What I took away from his lecture Tuesday was a deeper sense of the conventions of engraving, the technology behind it, and the “autographic hand” which Blake celebrated compared to other printing and engraving practices. However, I also took away a deep respect for Viscomi— as a real person with genuine excitement for his work. I talked to him about some of the research I’d been doing about Byron in America— his first response was: “Have you talked to Jerry McGann about this? I know he’d love to hear about it!” Unlike the cuthroat tone underneath so much scholarship out there, it was really a revelation to think for a moment that this is a club that someday I might join, filled with real people and personalities— and more than that, that someone as huge as Viscomi might take my opinions seriously.
We talked about music after the lecture, about Gatemouth Brown and Duke Robillard. Viscomi really thought that I should enter the documentary studies program at Duke University. My mentor in the English department, Paul Yoder, came through the English department there. I have such a deep fear of politics though, that makes that seem highly unlikely. I need a loose department to put up with my wanderings, and I think I would chafe against any department with as strongly an established ideology as Duke. Most of my ideas cut against the grain.
The next day, he was scheduled for an informal one hour lunch session. I let one of my classes go a half-hour early so I could be there (a half-hour late). Viscomi just kept going, and we talked for around half an hour after the session formally ended. He told me that in less than an hour, I had discussed at least four topics that would make great dissertations. The problem is choosing one and sticking to it. I know that. About an hour afterward, I sat in on a two-hour class with him on Songs of Innocence and Songs of Experience. I came away from this with my head just exploding; even after studying this stuff for years, it still excites me. But I can’t be a Blake scholar; I’m just not in the same league with stars like Viscomi, no matter how much it seems like I’d be welcome to come in. To really excel, I think I need to stay closer to photography. That is the thing that has always been underneath; I can’t throw half my life away.
Viscomi informed me that Jerusalem will be added to the archive sometime this fall. I’m also anxious to see his musical adaptation of Blake’s An Island in the Moon play, which he is currently building a website for. Lots of exciting things happening, too many to list.
do you ever relax?
and rest your brilliant head? and do/think NOTHING?

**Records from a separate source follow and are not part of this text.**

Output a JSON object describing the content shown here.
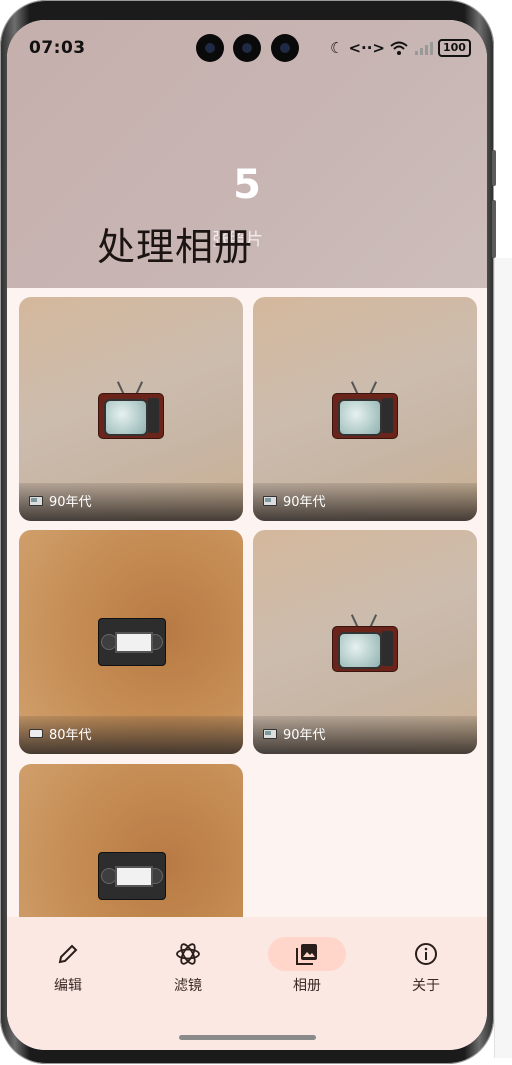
{
  "status_bar": {
    "time": "07:03",
    "network": "<··>",
    "battery": "100"
  },
  "header": {
    "count": "5",
    "subtitle": "张照片",
    "title": "处理相册"
  },
  "photos": [
    {
      "label": "90年代",
      "kind": "tv-icon"
    },
    {
      "label": "90年代",
      "kind": "tv-icon"
    },
    {
      "label": "80年代",
      "kind": "vhs-icon"
    },
    {
      "label": "90年代",
      "kind": "tv-icon"
    },
    {
      "label": "",
      "kind": "vhs-icon"
    }
  ],
  "bottom_nav": {
    "items": [
      {
        "label": "编辑",
        "icon": "pencil-icon"
      },
      {
        "label": "滤镜",
        "icon": "atom-icon"
      },
      {
        "label": "相册",
        "icon": "photo-library-icon",
        "active": true
      },
      {
        "label": "关于",
        "icon": "info-icon"
      }
    ]
  },
  "colors": {
    "accent": "#ffd6c9",
    "nav_bg": "#fbe8e2",
    "header_bg": "#c6afac"
  }
}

please take care of yourself…and your headache.
(ibuprofen-take 4 – zaps normal headaches pretty well)
(although if it is a tension thing…percogesic rules)

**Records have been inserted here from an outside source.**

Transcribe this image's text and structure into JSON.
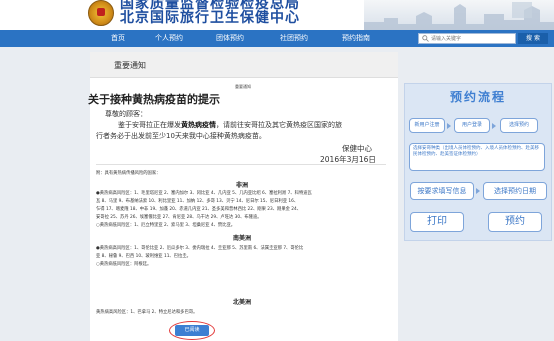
{
  "header": {
    "title_line1": "国家质量监督检验检疫总局",
    "title_line2": "北京国际旅行卫生保健中心"
  },
  "nav": {
    "items": [
      "首页",
      "个人预约",
      "团体预约",
      "社团预约",
      "预约指南"
    ],
    "search_placeholder": "请输入关键字",
    "search_button": "搜 索"
  },
  "notice": {
    "section_title": "重要通知",
    "label": "重要通知",
    "headline": "关于接种黄热病疫苗的提示",
    "greeting": "尊敬的顾客：",
    "body_line1_pre": "鉴于安哥拉正在爆发",
    "body_line1_bold": "黄热病疫情",
    "body_line1_post": "，请前往安哥拉及其它黄热疫区国家的旅",
    "body_line2": "行者务必于出发前至少10天来我中心接种黄热病疫苗。",
    "signature": "保健中心",
    "date": "2016年3月16日",
    "attachment": "附：具有黄热病传播风险的国家：",
    "regions": [
      {
        "name": "非洲",
        "lines": [
          "●黄热病高风险区：1、毛里塔尼亚 2、塞内加尔 3、冈比亚 4、几内亚 5、几内亚比绍 6、塞拉利昂 7、科特迪瓦",
          "瓦 8、马里 9、布基纳法索 10、利比里亚 11、加纳 12、多哥 13、贝宁 14、尼日尔 15、尼日利亚 16、",
          "乍得 17、喀麦隆 18、中非 19、加蓬 20、赤道几内亚 21、圣多美和普林西比 22、刚果 23、刚果金 24、",
          "安哥拉 25、苏丹 26、埃塞俄比亚 27、肯尼亚 28、乌干达 29、卢旺达 30、布隆迪。",
          "○黄热病低风险区：1、厄立特里亚 2、索马里 3、坦桑尼亚 4、赞比亚。"
        ]
      },
      {
        "name": "南美洲",
        "lines": [
          "●黄热病高风险区：1、哥伦比亚 2、厄瓜多尔 3、委内瑞拉 4、圭亚那 5、苏里南 6、法属圭亚那 7、哥伦比",
          "亚 8、秘鲁 9、巴西 10、玻利维亚 11、巴拉圭。",
          "○黄热病低风险区：阿根廷。"
        ]
      },
      {
        "name": "北美洲",
        "lines": [
          "黄热病高风险区：1、巴拿马 2、特立尼达和多巴哥。"
        ]
      }
    ],
    "read_button": "已阅读"
  },
  "flow": {
    "title": "预约流程",
    "row1": [
      "新用户注册",
      "用户登录",
      "选择预约"
    ],
    "row2": "选择安哥种类（出境人员体检预约、入境人员体检预约、赴美移民体检预约、赴美签证体检预约）",
    "row3": [
      "按要求填写信息",
      "选择预约日期"
    ],
    "row4": [
      "打印",
      "预约"
    ]
  }
}
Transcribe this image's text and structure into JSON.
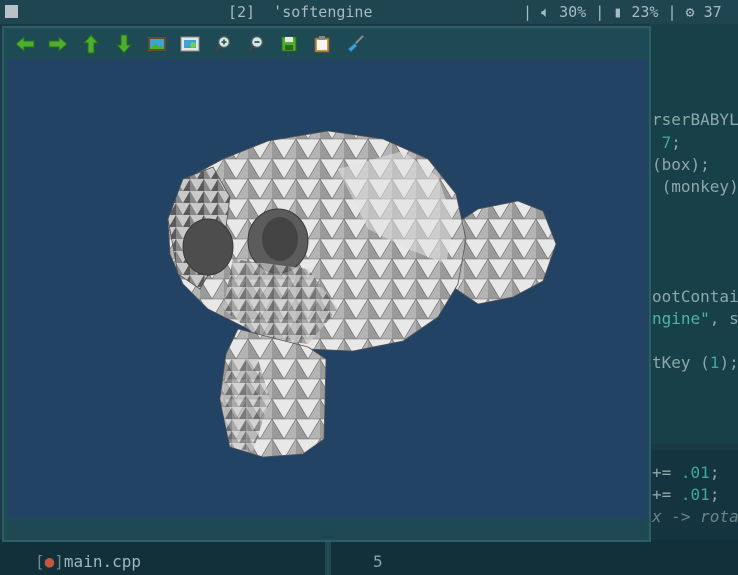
{
  "topbar": {
    "workspace": "[2]",
    "window_title": "softengine",
    "volume": "30%",
    "battery": "23%",
    "cpu": "37"
  },
  "toolbar": {
    "buttons": [
      {
        "name": "back",
        "icon": "arrow-left-icon"
      },
      {
        "name": "forward",
        "icon": "arrow-right-icon"
      },
      {
        "name": "up",
        "icon": "arrow-up-icon"
      },
      {
        "name": "down",
        "icon": "arrow-down-icon"
      },
      {
        "name": "image",
        "icon": "picture-icon"
      },
      {
        "name": "screenshot",
        "icon": "screenshot-icon"
      },
      {
        "name": "zoom-in",
        "icon": "zoom-in-icon"
      },
      {
        "name": "zoom-out",
        "icon": "zoom-out-icon"
      },
      {
        "name": "save",
        "icon": "floppy-icon"
      },
      {
        "name": "paste",
        "icon": "clipboard-icon"
      },
      {
        "name": "clean",
        "icon": "broom-icon"
      }
    ]
  },
  "background_editor": {
    "lines": [
      {
        "text": "rserBABYL"
      },
      {
        "num": "7",
        "rest": ";"
      },
      {
        "italic": "(box);"
      },
      {
        "text": " (monkey)"
      },
      {
        "text": "ootContai"
      },
      {
        "str": "ngine\"",
        "rest": ", s"
      },
      {
        "pre": "tKey (",
        "num": "1",
        "rest": ");"
      }
    ],
    "lower_lines": [
      {
        "pre": "+= ",
        "num": ".01",
        "rest": ";"
      },
      {
        "pre": "+= ",
        "num": ".01",
        "rest": ";"
      },
      {
        "italic": "x -> rota"
      }
    ]
  },
  "filelist": {
    "bracket_open": "[",
    "marker": "●",
    "bracket_close": "]",
    "filename": "main.cpp",
    "line_number": "5"
  },
  "colors": {
    "viewport_bg": "#234365",
    "window_bg": "#1e4a55",
    "arrow_green": "#4caf2f",
    "mesh_light": "#d8d8d8",
    "mesh_dark": "#5a5a5a"
  }
}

ps – do you know anything about Walker Evans’ Cuba wanderings? i recently discovered and was blown away by Michael Eastman and apparently he was somewhat inspired by WE’s observations of Cuba. just wondered. thank you. take care. ok?
Do I ever relax?
Actually, I find this stuff quite relaxing sometimes.
Re: Walker Evans in Cuba
I started to write that direction a long time ago when I was writing about Evans. He made a trip there on an assignment to illustrate Carleton Beal’s The Crime of Cuba. This work comes up a lot, because he focused on dark-skinned Cubans. Evans repudiated Beals’ book, becuase it was too “political,” though the Havana photographs were later released enmasse (posthumously, I think). I don’t have that monograph (oddly enough), but I’ve seen quite a few of them. They were formative to his mature work, though not as important (in my opinion) as his photographs of Victorian architecture which I also stopped just short of discussing.